Grafik Variable Importance (Mean Decrease Gini) menunjukkan kontribusi dari masing-masing variabel dalam meningkatkan kemurnian klasifikasi model. Variabel yang berada di posisi paling atas (Inventory) adalah faktor yang paling krusial bagi profitabilitas.

cat("--- PERBANDINGAN AKURASI ---", 
    "\nAkurasi Data Train : ", round(conf_matrix_train$overall['Accuracy'], 4),
    "\nAkurasi Data Test  : ", round(conf_matrix$overall['Accuracy'], 4))
## --- PERBANDINGAN AKURASI --- 
## Akurasi Data Train :  0.9398 
## Akurasi Data Test  :  0.876

Interpretasi hasil:

  1. Analisis Performa Model Berdasarkan hasil Confusion Matrix pada data testing:
  1. Akurasi (87,6%): Model memiliki ketepatan yang sangat tinggi dalam mengklasifikasikan produk.

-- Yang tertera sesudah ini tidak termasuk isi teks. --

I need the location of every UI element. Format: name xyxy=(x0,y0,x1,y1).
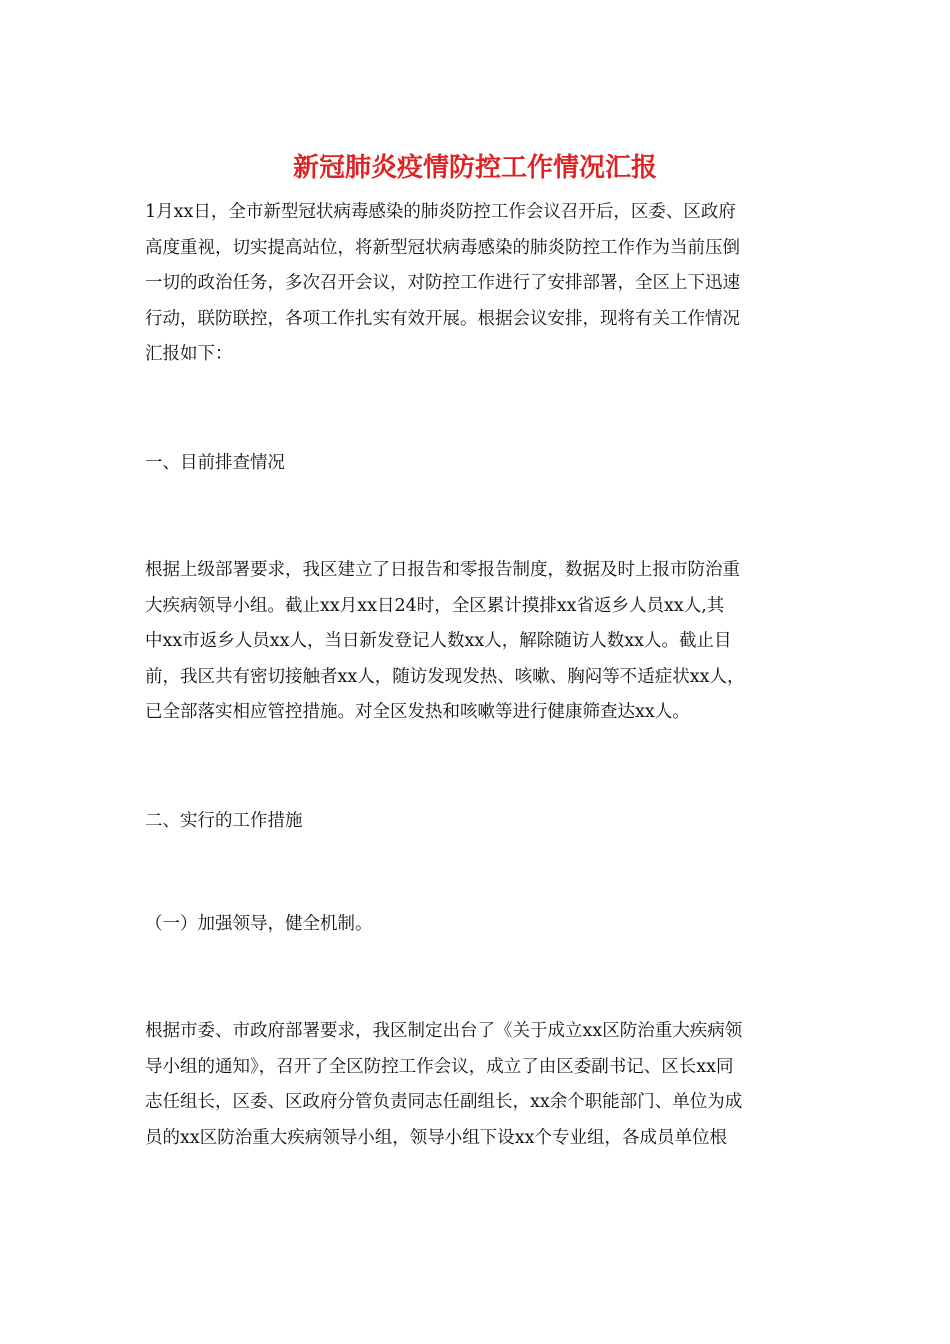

Artinya, sistem ini reliabel digunakan untuk memprediksi hasil bisnis di masa depan.
  2. Stabilitas (Train vs Test): Akurasi data Train (93,98%) dan data Test (87,6%) menunjukkan selisih yang cukup kecil. Hal ini membuktikan model tidak mengalami overfitting yang parah dan mampu melakukan generalisasi pada data baru.
  3. Sensitivity (84,43%): Model sangat baik dalam mengenali produk-produk yang berpotensi menghasilkan keuntungan tinggi (High Profit).
  1. Interpretasi Visualisasi Melalui grafik varImpPlot, terlihat bahwa variabel Inventory dan Marketing menduduki posisi teratas. Inventory: Tingkat stok yang optimal sangat berpengaruh, mengindikasikan bahwa manajemen rantai pasok yang efisien berbanding lurus dengan keuntungan. Marketing: Biaya pemasaran menjadi faktor kedua yang paling berpengaruh. Ini mengindikasikan bahwa strategi promosi perusahaan memiliki dampak yang signifikan dalam menggerakkan produk dari kategori Low ke High Profit.

  2. Rekomendasi Hasil analisis ini merekomendasikan manajemen Coffee Chain untuk memperkuat integrasi data antara bagian logistik (Inventory) dan bagian promosi (Marketing). Karena kedua faktor ini paling menentukan keuntungan, perusahaan harus memastikan bahwa setiap uang yang dikeluarkan untuk pemasaran didukung oleh ketersediaan stok yang optimal di wilayah yang tepat agar potensi keuntungan maksimal dapat tercapai.